Ex Parte Hayden
Before: Henshaw
Synopsis
APPLICATION for Writ of Habeas Corpus to the Sheriff of Santa Cruz County.
The facts are stated in the opinion of the court.
HENSHAW, J.
Petitioner was convicted and sentenced to punishment for a violation of the provisions of a state statute, which provides as follows: “All fruit, green and dried, contained in boxes, barrels or packages, which shall hereafter be shipped or offered for shipment in this state by any person, firm or corporation, shall have stamped, branded, stenciled or labeled in a conspicuous place on the outside of every such box, barrel or package, in clearly legible letters, at least one
[650]
quarter of an inch in height, a statement truly and correctly designating the county and immediate locality in which such fruit was grown.” (Stats. 1903, p. 338.) For a violation of this act he was sentenced to pay a fine of three hundred dollars, with the alternative of imprisonment, and sued for and obtained a writ of
habeas corpus.
He contends that the penal statute in question’ is violative of section 1 of the fourteenth amendment of the constitution of the United States and of section 1 of article I of the constitution of this state, and that the statute in question works an unwarranted invasion of his liberty.
It has come to be well recognized that the liberty and the pursuit of happiness in which the individual is protected by the constitution of the United States and of the state applies as fully to his right of contract, his right to follow a legitimate vocation, untrammeled by unnecessary regulations, as it does to the freedom from arrest or restraint of his person. This subject has received recent consideration by this court, and it is unnecessary to do more than refer to
Ex parte Dickey,
144 Cal. 234, [103 Am.
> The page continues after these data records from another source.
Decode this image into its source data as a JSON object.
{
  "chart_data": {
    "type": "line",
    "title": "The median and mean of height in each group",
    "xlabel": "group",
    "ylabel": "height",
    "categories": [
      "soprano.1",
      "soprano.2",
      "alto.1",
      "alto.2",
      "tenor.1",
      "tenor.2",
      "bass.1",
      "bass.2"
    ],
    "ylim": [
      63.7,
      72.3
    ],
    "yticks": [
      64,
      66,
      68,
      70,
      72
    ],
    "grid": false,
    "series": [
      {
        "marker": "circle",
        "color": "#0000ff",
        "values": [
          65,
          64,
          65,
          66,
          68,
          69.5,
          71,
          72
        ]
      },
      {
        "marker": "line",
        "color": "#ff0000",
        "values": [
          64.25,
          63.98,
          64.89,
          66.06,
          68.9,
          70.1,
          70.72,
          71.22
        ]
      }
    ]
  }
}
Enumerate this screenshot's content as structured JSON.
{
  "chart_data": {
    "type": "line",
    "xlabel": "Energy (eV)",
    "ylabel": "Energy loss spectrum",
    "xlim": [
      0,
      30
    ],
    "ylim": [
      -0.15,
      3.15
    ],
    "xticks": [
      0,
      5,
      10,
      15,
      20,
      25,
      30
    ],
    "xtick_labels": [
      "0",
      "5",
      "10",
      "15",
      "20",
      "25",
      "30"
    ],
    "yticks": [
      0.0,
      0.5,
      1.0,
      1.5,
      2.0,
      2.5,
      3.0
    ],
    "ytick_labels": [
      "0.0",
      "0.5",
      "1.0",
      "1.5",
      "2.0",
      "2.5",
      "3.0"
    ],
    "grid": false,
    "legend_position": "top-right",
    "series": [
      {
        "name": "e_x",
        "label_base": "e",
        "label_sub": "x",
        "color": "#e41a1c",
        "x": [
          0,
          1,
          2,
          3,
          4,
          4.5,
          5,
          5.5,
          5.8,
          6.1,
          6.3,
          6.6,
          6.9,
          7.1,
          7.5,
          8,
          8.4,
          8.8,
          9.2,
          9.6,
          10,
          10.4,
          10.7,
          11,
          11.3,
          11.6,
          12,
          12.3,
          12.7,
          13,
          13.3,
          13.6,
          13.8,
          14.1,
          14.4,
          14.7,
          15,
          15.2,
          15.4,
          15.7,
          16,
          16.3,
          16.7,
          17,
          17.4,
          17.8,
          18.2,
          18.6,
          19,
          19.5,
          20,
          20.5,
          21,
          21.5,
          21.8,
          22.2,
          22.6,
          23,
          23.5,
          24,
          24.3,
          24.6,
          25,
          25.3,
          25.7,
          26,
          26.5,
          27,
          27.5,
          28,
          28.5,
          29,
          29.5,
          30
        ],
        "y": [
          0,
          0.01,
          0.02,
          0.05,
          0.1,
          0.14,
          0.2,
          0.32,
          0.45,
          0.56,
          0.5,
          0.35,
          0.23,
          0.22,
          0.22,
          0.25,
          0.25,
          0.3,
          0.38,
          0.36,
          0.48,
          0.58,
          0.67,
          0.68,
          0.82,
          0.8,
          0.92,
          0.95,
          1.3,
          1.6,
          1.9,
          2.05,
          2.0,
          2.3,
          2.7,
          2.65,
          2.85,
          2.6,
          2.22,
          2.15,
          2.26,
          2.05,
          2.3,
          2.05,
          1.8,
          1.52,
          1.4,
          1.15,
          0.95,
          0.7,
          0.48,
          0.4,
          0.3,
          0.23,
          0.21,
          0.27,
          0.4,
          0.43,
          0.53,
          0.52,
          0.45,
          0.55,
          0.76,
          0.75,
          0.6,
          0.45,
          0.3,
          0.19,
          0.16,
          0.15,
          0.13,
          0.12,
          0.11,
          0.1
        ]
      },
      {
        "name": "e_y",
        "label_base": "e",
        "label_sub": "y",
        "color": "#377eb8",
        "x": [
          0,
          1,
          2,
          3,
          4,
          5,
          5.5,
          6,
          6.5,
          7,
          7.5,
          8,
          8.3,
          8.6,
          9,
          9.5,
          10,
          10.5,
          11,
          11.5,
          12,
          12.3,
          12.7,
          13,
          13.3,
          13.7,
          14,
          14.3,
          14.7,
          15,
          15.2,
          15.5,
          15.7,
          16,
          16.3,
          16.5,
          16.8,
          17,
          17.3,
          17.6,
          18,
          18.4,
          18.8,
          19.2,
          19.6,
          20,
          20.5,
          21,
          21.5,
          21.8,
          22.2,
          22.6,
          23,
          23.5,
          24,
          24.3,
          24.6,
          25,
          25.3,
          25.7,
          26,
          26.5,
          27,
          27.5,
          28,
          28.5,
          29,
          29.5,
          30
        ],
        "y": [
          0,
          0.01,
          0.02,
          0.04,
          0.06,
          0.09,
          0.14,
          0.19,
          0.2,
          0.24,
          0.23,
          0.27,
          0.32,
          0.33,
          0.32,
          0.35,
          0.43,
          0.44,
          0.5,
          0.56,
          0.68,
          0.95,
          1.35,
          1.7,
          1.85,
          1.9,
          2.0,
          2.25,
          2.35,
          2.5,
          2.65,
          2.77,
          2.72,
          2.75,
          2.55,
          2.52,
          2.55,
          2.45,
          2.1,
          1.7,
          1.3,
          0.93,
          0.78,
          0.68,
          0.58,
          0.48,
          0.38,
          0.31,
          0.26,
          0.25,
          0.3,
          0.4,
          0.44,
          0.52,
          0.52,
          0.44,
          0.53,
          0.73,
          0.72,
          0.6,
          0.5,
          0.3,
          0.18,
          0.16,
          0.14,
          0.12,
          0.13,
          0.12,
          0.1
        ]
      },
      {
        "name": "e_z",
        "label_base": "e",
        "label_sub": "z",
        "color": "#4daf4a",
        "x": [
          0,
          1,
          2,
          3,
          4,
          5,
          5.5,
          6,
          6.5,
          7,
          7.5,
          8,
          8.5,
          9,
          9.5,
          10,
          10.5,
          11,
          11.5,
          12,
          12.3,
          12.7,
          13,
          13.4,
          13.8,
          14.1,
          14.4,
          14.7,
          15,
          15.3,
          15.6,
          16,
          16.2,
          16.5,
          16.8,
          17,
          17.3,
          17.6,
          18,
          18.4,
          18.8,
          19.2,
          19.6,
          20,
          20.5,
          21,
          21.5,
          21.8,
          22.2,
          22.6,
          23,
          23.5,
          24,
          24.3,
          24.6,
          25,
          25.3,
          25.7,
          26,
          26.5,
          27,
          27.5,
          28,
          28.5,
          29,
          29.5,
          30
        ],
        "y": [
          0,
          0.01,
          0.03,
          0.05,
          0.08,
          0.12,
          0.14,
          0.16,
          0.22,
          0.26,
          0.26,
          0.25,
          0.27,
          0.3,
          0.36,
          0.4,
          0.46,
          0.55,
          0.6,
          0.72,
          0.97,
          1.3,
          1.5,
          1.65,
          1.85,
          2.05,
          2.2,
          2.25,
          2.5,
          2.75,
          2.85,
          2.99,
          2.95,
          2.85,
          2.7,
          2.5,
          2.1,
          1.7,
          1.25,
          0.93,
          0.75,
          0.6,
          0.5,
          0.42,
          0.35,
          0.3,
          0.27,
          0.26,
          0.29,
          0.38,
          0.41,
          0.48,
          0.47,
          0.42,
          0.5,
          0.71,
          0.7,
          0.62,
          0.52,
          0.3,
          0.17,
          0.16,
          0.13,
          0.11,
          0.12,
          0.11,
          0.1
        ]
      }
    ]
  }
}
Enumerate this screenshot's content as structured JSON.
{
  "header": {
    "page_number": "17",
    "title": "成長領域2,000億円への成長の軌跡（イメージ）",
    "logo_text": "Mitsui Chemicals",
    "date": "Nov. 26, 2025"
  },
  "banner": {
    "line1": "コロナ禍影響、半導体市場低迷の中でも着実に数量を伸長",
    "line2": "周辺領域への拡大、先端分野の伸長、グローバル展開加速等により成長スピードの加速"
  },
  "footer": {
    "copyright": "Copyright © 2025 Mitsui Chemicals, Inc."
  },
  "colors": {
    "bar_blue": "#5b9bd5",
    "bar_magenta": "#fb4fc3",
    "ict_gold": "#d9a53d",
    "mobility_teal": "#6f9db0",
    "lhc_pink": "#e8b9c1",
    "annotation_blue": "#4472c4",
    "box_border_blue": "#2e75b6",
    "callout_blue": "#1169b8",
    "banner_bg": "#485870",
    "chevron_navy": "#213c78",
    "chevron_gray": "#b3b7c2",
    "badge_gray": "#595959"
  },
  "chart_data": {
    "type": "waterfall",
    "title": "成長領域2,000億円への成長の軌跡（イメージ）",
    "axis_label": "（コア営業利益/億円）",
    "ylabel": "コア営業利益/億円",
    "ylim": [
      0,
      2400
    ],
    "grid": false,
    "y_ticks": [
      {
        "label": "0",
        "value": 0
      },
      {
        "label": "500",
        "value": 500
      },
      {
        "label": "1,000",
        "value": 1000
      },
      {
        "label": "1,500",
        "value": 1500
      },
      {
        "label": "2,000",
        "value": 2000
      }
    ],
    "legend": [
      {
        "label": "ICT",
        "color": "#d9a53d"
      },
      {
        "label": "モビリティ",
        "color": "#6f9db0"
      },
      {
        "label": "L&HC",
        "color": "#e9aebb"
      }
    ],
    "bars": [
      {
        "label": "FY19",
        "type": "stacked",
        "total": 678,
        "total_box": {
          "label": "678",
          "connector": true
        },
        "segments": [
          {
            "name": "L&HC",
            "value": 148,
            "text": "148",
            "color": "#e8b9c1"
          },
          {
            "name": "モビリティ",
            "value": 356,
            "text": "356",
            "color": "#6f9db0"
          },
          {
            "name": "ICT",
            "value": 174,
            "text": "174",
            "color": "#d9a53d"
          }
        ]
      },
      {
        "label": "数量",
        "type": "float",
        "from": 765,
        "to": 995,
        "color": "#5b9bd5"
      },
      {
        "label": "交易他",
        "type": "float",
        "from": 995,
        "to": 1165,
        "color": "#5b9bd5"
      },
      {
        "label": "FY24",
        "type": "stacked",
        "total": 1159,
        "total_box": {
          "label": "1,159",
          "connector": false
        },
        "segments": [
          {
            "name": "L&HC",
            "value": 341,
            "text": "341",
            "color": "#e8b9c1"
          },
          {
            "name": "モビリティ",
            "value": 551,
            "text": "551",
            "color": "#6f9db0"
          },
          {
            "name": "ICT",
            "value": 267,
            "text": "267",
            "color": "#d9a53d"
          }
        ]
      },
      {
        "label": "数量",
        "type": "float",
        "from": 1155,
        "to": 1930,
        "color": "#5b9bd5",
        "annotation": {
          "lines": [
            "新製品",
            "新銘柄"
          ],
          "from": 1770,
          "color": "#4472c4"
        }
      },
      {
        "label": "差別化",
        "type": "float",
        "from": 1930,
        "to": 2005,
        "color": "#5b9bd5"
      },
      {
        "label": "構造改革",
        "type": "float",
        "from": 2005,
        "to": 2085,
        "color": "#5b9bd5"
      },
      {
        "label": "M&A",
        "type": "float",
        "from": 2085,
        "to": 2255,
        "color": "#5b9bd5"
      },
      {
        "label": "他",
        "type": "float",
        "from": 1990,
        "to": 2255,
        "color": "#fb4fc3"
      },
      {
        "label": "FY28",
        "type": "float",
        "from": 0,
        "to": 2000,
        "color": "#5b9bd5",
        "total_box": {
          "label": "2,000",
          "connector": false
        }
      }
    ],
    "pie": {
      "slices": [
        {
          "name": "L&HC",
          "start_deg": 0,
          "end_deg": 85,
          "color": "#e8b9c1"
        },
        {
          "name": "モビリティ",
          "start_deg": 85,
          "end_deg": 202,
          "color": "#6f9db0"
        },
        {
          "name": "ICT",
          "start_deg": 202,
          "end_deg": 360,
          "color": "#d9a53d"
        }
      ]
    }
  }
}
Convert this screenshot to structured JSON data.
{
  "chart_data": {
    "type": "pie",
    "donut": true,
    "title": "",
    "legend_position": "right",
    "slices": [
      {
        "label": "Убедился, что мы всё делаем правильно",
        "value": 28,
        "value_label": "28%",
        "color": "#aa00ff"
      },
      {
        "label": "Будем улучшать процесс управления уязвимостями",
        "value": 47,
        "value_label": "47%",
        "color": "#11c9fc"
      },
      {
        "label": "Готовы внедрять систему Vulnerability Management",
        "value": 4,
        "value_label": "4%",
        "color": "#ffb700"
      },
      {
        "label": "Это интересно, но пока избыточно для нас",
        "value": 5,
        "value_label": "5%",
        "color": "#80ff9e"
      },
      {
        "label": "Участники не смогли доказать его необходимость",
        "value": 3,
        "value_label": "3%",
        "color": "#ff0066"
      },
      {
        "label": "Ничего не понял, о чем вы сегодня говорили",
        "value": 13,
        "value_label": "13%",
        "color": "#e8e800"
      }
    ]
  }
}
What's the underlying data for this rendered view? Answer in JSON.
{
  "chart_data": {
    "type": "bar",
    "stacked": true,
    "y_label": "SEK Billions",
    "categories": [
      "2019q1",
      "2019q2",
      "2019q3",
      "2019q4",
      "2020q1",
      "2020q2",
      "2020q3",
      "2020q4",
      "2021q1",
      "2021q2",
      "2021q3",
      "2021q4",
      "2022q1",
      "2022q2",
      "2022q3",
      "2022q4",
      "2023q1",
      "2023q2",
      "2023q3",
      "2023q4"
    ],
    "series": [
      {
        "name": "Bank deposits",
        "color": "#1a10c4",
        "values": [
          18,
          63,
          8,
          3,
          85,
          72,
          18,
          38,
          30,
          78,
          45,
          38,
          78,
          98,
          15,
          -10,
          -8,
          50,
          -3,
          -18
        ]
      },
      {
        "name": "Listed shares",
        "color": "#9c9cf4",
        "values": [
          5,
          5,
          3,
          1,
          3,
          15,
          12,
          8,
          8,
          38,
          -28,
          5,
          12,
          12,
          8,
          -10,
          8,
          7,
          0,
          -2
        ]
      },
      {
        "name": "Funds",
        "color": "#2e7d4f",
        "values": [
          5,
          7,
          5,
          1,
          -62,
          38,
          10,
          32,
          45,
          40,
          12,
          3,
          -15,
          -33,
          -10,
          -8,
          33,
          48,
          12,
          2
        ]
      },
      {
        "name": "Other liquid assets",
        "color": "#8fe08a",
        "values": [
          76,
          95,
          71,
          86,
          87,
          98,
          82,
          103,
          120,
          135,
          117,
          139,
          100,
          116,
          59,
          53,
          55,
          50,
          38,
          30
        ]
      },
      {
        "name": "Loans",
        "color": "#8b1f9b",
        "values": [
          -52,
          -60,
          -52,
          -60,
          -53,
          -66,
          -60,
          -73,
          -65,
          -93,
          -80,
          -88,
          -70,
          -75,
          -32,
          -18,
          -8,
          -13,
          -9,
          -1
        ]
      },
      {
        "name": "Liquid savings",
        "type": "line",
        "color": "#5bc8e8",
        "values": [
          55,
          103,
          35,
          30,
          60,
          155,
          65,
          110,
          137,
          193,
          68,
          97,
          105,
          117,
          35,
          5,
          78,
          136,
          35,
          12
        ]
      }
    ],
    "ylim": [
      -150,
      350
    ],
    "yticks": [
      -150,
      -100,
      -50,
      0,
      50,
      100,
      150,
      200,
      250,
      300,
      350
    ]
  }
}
St Rep. 82, 77 Pac. 924].
Putting out of contemplation, therefore, the fundamental right of the government to subject private property to taxation and to take such property in time of public calamity and peril, the right of the state to impose burdens upon such property where the business is legitimate and innocuous,—in other words, to regulate harmless vocations,—is found in the police power alone.